What letter writer, Peter Marsh has thoughtfully captured here is how measurement-induced blindness creeps in, limiting our ability to accurately interpret what we’re measuring. This happens once metrics become unmoored from context. In this particular case, over time the efficiencies in telecoms and changes in the market meant that the nominal cost of transmitting one data unit no longer meant what it once did. The ONS statisticians who aren’t subject matter experts don’t appear to have had a way of working that made this shift easy to spot. As a result their assumptions didn’t change and they kept measuring and interpreting their measurements the way they always had.
These statisticans measure loads of things and while I’m sure they draw on the insights of telecom experts, it’s not realistic (or even helpful) to expect that they would be experts themselves. More importantly, they don’t need to be, there are loads of telecoms experts out there. The challenge is that there aren’t many avenues for the many, many telecoms industry experts to assess the way that this particular measurement is conducted or the assumptions underpinning the process. The upshot is that they couldn’t raise warning flags. This is a metadata (in this case, data about how the data is created) transparency problem.
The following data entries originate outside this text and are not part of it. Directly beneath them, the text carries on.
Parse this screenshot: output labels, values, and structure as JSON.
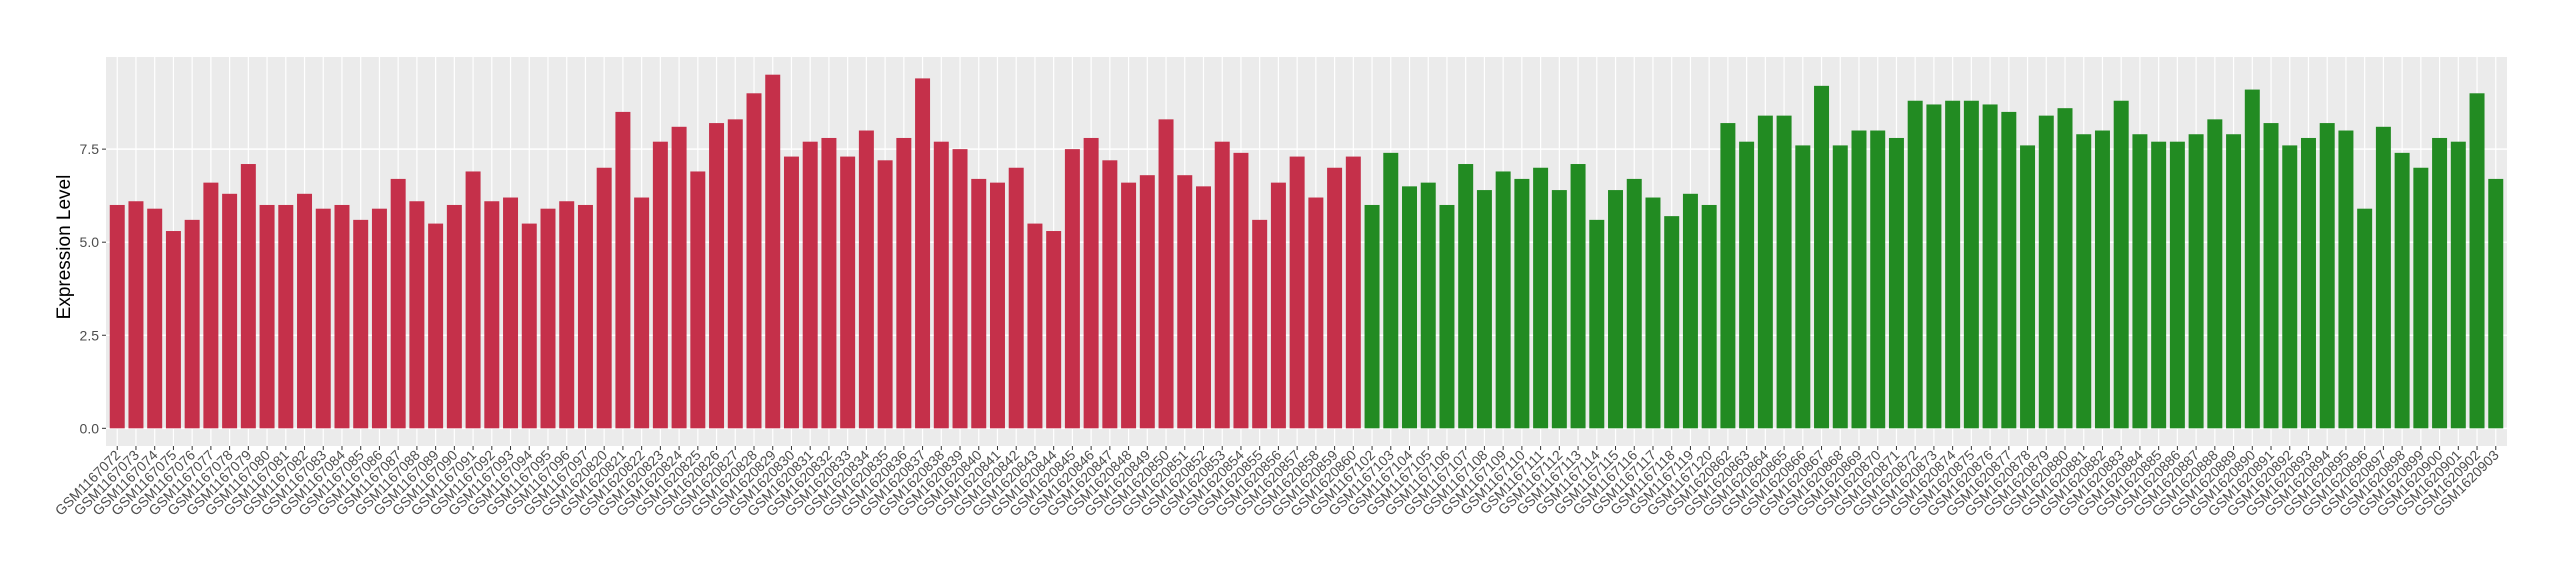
{
  "chart_data": {
    "type": "bar",
    "y_label": "Expression Level",
    "ylim": [
      -0.475,
      9.975
    ],
    "yticks": [
      {
        "value": 0,
        "label": "0.0"
      },
      2.5,
      {
        "value": 5,
        "label": "5.0"
      },
      7.5
    ],
    "grid": true,
    "series": [
      {
        "color": "#c5304a",
        "categories": [
          "GSM1167072",
          "GSM1167073",
          "GSM1167074",
          "GSM1167075",
          "GSM1167076",
          "GSM1167077",
          "GSM1167078",
          "GSM1167079",
          "GSM1167080",
          "GSM1167081",
          "GSM1167082",
          "GSM1167083",
          "GSM1167084",
          "GSM1167085",
          "GSM1167086",
          "GSM1167087",
          "GSM1167088",
          "GSM1167089",
          "GSM1167090",
          "GSM1167091",
          "GSM1167092",
          "GSM1167093",
          "GSM1167094",
          "GSM1167095",
          "GSM1167096",
          "GSM1167097",
          "GSM1620820",
          "GSM1620821",
          "GSM1620822",
          "GSM1620823",
          "GSM1620824",
          "GSM1620825",
          "GSM1620826",
          "GSM1620827",
          "GSM1620828",
          "GSM1620829",
          "GSM1620830",
          "GSM1620831",
          "GSM1620832",
          "GSM1620833",
          "GSM1620834",
          "GSM1620835",
          "GSM1620836",
          "GSM1620837",
          "GSM1620838",
          "GSM1620839",
          "GSM1620840",
          "GSM1620841",
          "GSM1620842",
          "GSM1620843",
          "GSM1620844",
          "GSM1620845",
          "GSM1620846",
          "GSM1620847",
          "GSM1620848",
          "GSM1620849",
          "GSM1620850",
          "GSM1620851",
          "GSM1620852",
          "GSM1620853",
          "GSM1620854",
          "GSM1620855",
          "GSM1620856",
          "GSM1620857",
          "GSM1620858",
          "GSM1620859",
          "GSM1620860"
        ],
        "values": [
          6.0,
          6.1,
          5.9,
          5.3,
          5.6,
          6.6,
          6.3,
          7.1,
          6.0,
          6.0,
          6.3,
          5.9,
          6.0,
          5.6,
          5.9,
          6.7,
          6.1,
          5.5,
          6.0,
          6.9,
          6.1,
          6.2,
          5.5,
          5.9,
          6.1,
          6.0,
          7.0,
          8.5,
          6.2,
          7.7,
          8.1,
          6.9,
          8.2,
          8.3,
          9.0,
          9.5,
          7.3,
          7.7,
          7.8,
          7.3,
          8.0,
          7.2,
          7.8,
          9.4,
          7.7,
          7.5,
          6.7,
          6.6,
          7.0,
          5.5,
          5.3,
          7.5,
          7.8,
          7.2,
          6.6,
          6.8,
          8.3,
          6.8,
          6.5,
          7.7,
          7.4,
          5.6,
          6.6,
          7.3,
          6.2,
          7.0,
          7.3
        ]
      },
      {
        "color": "#228b22",
        "categories": [
          "GSM1167102",
          "GSM1167103",
          "GSM1167104",
          "GSM1167105",
          "GSM1167106",
          "GSM1167107",
          "GSM1167108",
          "GSM1167109",
          "GSM1167110",
          "GSM1167111",
          "GSM1167112",
          "GSM1167113",
          "GSM1167114",
          "GSM1167115",
          "GSM1167116",
          "GSM1167117",
          "GSM1167118",
          "GSM1167119",
          "GSM1167120",
          "GSM1620862",
          "GSM1620863",
          "GSM1620864",
          "GSM1620865",
          "GSM1620866",
          "GSM1620867",
          "GSM1620868",
          "GSM1620869",
          "GSM1620870",
          "GSM1620871",
          "GSM1620872",
          "GSM1620873",
          "GSM1620874",
          "GSM1620875",
          "GSM1620876",
          "GSM1620877",
          "GSM1620878",
          "GSM1620879",
          "GSM1620880",
          "GSM1620881",
          "GSM1620882",
          "GSM1620883",
          "GSM1620884",
          "GSM1620885",
          "GSM1620886",
          "GSM1620887",
          "GSM1620888",
          "GSM1620889",
          "GSM1620890",
          "GSM1620891",
          "GSM1620892",
          "GSM1620893",
          "GSM1620894",
          "GSM1620895",
          "GSM1620896",
          "GSM1620897",
          "GSM1620898",
          "GSM1620899",
          "GSM1620900",
          "GSM1620901",
          "GSM1620902",
          "GSM1620903"
        ],
        "values": [
          6.0,
          7.4,
          6.5,
          6.6,
          6.0,
          7.1,
          6.4,
          6.9,
          6.7,
          7.0,
          6.4,
          7.1,
          5.6,
          6.4,
          6.7,
          6.2,
          5.7,
          6.3,
          6.0,
          8.2,
          7.7,
          8.4,
          8.4,
          7.6,
          9.2,
          7.6,
          8.0,
          8.0,
          7.8,
          8.8,
          8.7,
          8.8,
          8.8,
          8.7,
          8.5,
          7.6,
          8.4,
          8.6,
          7.9,
          8.0,
          8.8,
          7.9,
          7.7,
          7.7,
          7.9,
          8.3,
          7.9,
          9.1,
          8.2,
          7.6,
          7.8,
          8.2,
          8.0,
          5.9,
          8.1,
          7.4,
          7.0,
          7.8,
          7.7,
          9.0,
          6.7
        ]
      }
    ]
  }
}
Further, once a metric becomes part of a business as usual (BAU) process, it’s even easier to inadvertently cut off opportunities to review and check the validity of assumptions, especially when the report generation process is as complex as those that make up the consumer and retail price indices.
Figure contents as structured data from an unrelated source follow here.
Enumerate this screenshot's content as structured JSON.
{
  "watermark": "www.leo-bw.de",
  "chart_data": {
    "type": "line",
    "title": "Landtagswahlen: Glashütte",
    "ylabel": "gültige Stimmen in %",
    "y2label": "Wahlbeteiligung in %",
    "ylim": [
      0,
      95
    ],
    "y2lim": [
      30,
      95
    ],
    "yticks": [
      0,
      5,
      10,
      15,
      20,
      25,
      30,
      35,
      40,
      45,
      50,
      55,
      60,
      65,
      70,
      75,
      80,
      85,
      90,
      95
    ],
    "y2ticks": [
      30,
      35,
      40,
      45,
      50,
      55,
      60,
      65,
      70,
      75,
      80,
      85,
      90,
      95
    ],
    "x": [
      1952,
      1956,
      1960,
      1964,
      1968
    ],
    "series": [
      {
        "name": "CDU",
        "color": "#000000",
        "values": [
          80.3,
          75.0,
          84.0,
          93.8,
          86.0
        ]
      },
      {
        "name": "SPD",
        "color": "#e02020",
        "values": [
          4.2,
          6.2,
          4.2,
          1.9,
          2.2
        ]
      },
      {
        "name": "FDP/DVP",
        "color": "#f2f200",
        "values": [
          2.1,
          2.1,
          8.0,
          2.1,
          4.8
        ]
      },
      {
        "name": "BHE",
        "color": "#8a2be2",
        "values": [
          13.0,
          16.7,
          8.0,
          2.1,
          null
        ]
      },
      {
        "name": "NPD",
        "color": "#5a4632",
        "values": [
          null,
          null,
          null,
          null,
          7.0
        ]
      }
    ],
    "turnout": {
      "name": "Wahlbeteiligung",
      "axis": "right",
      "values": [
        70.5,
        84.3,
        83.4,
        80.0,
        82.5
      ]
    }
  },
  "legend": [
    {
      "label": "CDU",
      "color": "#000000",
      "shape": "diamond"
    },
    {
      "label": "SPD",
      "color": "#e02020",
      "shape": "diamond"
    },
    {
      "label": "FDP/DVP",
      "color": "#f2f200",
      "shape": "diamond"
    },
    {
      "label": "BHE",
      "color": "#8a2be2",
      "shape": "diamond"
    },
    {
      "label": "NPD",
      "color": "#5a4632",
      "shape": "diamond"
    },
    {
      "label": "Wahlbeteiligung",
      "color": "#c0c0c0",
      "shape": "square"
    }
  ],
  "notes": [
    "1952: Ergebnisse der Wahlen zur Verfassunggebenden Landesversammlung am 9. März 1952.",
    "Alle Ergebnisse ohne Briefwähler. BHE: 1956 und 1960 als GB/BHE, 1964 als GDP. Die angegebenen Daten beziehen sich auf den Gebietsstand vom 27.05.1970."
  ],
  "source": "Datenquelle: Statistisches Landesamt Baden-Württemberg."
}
I think the ONS does many things right, a view that was reinforced by a presentation that Andy Dudfield gave at a recent Citizen Beta event. So this isn’t an attempt to single them out for criticism. I found this example involving them particularly interesting but the underlying issue is by no means unique to the ONS, it happens in other organisations (across sectors) too. And it’s why people have started pointing out the need for data ethnography to become standard practice in organisations.
Data-driven organisations and a culture of ‘many eyes’
One of the defining characteristics of a data driven organisation is a workforce that’s confident about accessing data and applying data analytics in a broad range of day-to-day activities. This has many knock-on effects; for example, it drives up demand for data as well as the quality of the data in circulation within an organisation. More pertinent to the points made in this post, by exposing data to more users, more questions get asked about it. These include questions about the method and frequency of collection, the variability of the data etc. The ease and extent to which people get answers to these questions determines how intelligently they can use the data. It also means they can provide useful feedback on the data itself and increase the contextual understanding of all those who use it. This improves the quality of any models built on such data and reduces the chances of issues like the one highlighted above.
But this doesn’t happen automatically. The underlying infrastructure needs to support easy generation of metadata, ideally with a good degree of automation (so there’s some standardisation). It’s also necessary to give people the tools that make it easy for people to access relevant metadata and give feedback. That’s when an organisation can start to harness the power of many eyes.
*Don’t you just love that in our current climate of unexamined, hastily dashed off (and often needlessly vicious) ‘below the line’ comments, people still take time to write courteous, thoughtful letters such as this? Well done, Mr Marsh.